I shudder at the data reliability issues of a self-selecting sample of individua...

geofft · on July 18, 2015

I think there's as much a story in the managerial response to the spreadsheet as in the spreadsheet itself. If there really was not a problem (or not a statistically-significant one, or not a statistically-significantly worse-than-industry-norms one), it seems like there would have been better ways to respond. Even "HR did the stats, you can't see them, but our data implies less wage gap than your data" would be worth something.

And regardless of whether we can infer anything about the true pay inequity from the sample, the response by management described here is just totally awful, and strongly implies behavior that is illegal in the US. You're not allowed to penalize an employee for discussing wages simply because their discussion is factually inaccurate or statistically unsound.

cperciva · on July 18, 2015

Oh, I agree that the managerial response (particularly with her getting flooded by bonuses which her manager vetoed) was idiotic. That doesn't take away from my concerns about how people may be analysing and using the anecdata though.

If someone came to me and said "I did a self-selecting self-reporting survey of salaries, and it says I'm underpaid", I think I'd be more likely to fire them for incompetence than to give them a raise.

geofft · on July 18, 2015

> If someone came to me and said "I did a self-selecting self-reporting survey of salaries, and it says I'm underpaid", I think I'd be more likely to fire them for incompetence than to give them a raise.

OK, except that's not what's happening here.
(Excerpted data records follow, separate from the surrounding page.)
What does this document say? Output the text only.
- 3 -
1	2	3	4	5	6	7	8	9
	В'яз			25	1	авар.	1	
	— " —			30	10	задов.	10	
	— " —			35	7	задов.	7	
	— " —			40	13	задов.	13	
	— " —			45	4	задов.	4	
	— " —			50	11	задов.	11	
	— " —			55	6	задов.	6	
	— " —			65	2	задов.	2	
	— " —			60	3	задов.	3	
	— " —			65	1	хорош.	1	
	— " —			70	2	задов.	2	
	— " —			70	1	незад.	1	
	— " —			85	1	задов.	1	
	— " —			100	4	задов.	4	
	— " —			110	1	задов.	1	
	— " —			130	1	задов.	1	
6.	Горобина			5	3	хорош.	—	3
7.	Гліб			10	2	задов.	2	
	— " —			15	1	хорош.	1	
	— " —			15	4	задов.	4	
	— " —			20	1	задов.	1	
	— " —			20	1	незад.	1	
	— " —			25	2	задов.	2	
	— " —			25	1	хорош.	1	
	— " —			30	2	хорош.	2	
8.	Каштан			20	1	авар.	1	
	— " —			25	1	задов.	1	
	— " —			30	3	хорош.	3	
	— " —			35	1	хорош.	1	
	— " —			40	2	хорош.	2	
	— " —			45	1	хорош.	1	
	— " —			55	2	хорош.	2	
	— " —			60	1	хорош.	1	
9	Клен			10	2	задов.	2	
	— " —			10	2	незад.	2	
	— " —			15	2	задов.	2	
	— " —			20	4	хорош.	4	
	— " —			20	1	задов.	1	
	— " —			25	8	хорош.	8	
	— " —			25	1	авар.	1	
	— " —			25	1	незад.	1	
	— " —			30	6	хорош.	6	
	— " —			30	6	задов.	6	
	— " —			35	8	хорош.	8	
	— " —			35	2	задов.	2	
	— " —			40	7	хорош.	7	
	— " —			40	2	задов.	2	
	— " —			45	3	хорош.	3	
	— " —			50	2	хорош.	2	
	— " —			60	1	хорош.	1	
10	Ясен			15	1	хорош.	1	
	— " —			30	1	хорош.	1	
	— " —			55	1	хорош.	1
What seems to be happening here is someone saying "I did a self-reporting survey of salaries, and there's an existence proof that someone at my level is getting paid $X, can I get paid closer to $X than my current salary." Which is sound.

The statistics and pivot tables are very interesting, but I suspect they're not directly being used for negotiations. Nobody has any good information about how much money they should be asking for. The data this spreadsheet provides is that, if you ask for $X, it's within the range of reason, and not so high that you'll get laughed at.
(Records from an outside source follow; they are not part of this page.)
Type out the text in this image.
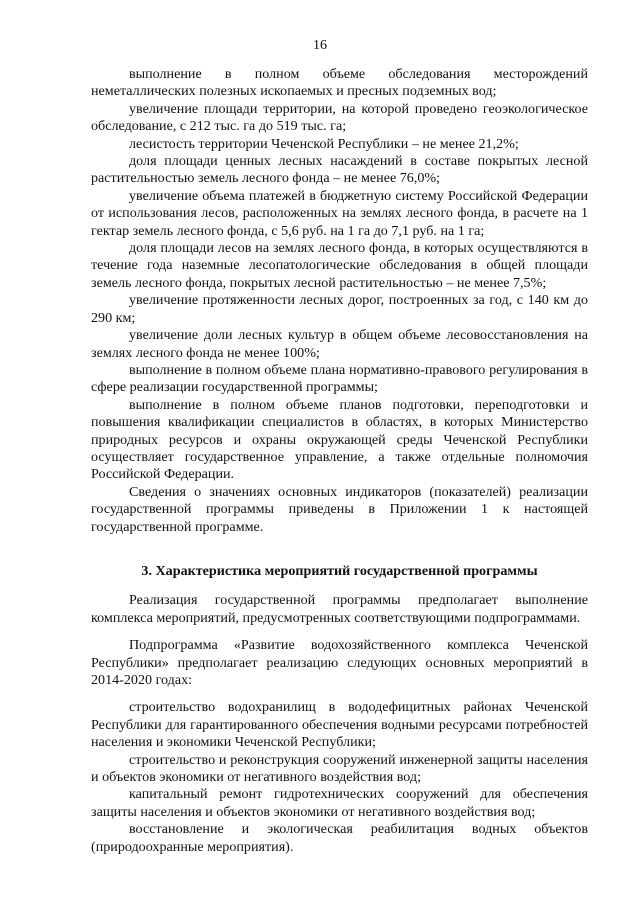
16

выполнение в полном объеме обследования месторождений неметаллических полезных ископаемых и пресных подземных вод;

увеличение площади территории, на которой проведено геоэкологическое обследование, с 212 тыс. га до 519 тыс. га;

лесистость территории Чеченской Республики – не менее 21,2%;

доля площади ценных лесных насаждений в составе покрытых лесной растительностью земель лесного фонда – не менее 76,0%;

увеличение объема платежей в бюджетную систему Российской Федерации от использования лесов, расположенных на землях лесного фонда, в расчете на 1 гектар земель лесного фонда, с 5,6 руб. на 1 га до 7,1 руб. на 1 га;

доля площади лесов на землях лесного фонда, в которых осуществляются в течение года наземные лесопатологические обследования в общей площади земель лесного фонда, покрытых лесной растительностью – не менее 7,5%;

увеличение протяженности лесных дорог, построенных за год, с 140 км до 290 км;

увеличение доли лесных культур в общем объеме лесовосстановления на землях лесного фонда не менее 100%;

выполнение в полном объеме плана нормативно-правового регулирования в сфере реализации государственной программы;

выполнение в полном объеме планов подготовки, переподготовки и повышения квалификации специалистов в областях, в которых Министерство природных ресурсов и охраны окружающей среды Чеченской Республики осуществляет государственное управление, а также отдельные полномочия Российской Федерации.

Сведения о значениях основных индикаторов (показателей) реализации государственной программы приведены в Приложении 1 к настоящей государственной программе.

3. Характеристика мероприятий государственной программы

Реализация государственной программы предполагает выполнение комплекса мероприятий, предусмотренных соответствующими подпрограммами.

Подпрограмма «Развитие водохозяйственного комплекса Чеченской Республики» предполагает реализацию следующих основных мероприятий в 2014-2020 годах:

строительство водохранилищ в вододефицитных районах Чеченской Республики для гарантированного обеспечения водными ресурсами потребностей населения и экономики Чеченской Республики;

строительство и реконструкция сооружений инженерной защиты населения и объектов экономики от негативного воздействия вод;

капитальный ремонт гидротехнических сооружений для обеспечения защиты населения и объектов экономики от негативного воздействия вод;

восстановление и экологическая реабилитация водных объектов (природоохранные мероприятия).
If I apply for Google and try to negotiate a $200K salary, is that low? high? so high I'll get my offer revoked? (I've heard of that happening in tech!) I have no idea. Knowing even one person who works in my future role and makes $200K would be valuable information. So would knowing that I can't find anyone in that role making more than $110K. Knowing the mean and standard deviation of salaries at 95% confidence is not particularly more useful to me.

cperciva · on July 18, 2015

What seems to be happening here is someone saying "I did a self-reporting survey of salaries, and there's an existence proof that someone at my level is getting paid $X, can I get paid closer to $X than my current salary." Which is sound.

It's sound modulo the assumption that everybody is being honest when they report their salaries, sure. Of course, in a company Google's size, there are always going to be outliers, so "someone at my level is getting paid $X" is a long way from "everybody at my level should be getting paid $X".

If I apply for Google and try to negotiate a $200K salary, is that low? high? so high I'll get my offer revoked? (I've heard of that happening in tech!) I have no idea.

Right, and that's the proper use of such anecdata -- to help you formulate your bargaining strategy, not as a bargaining chip itself.

Ironically, if information like this had been available back in 2006, I might be working for Google: A few months after I rejected their offer, I was told that it was "pathetically low" and that I could have negotiated at least 50% more. If I had been offered that much more it might have factored into my decision; but I didn't know I could negotiate, so I ended up simply rejecting the offer.

chetanahuja · on July 19, 2015

"but I didn't know I could negotiate"

This is shocking to me. Was it your first formal job offer?

cperciva · on July 19, 2015

eitally · on July 19, 2015

I have precisely the same fears. I have been relying on Glassdoor, which seems risky at best. A self-reported internal spreadsheet would be a lot more helpful.

asgard1024 · on July 18, 2015

> If someone came to me and said "I did a self-selecting self-reporting survey of salaries, and it says I'm underpaid", I think I'd be more likely to fire them for incompetence than to give them a raise.

Even if besides them being wrong in this one thing, they would actually be competent and underpaid?

If the answer to the above question is no, why do you even have to elaborate. Then it doesn't actually matter at all if the employee complains rightly or wrongly! I have to conclude the answer has to be yes, then.

It's perfectly understandable that you, as a manager or employer, don't want to pay people for their merit if you don't have to. But it's not something you should be proud of.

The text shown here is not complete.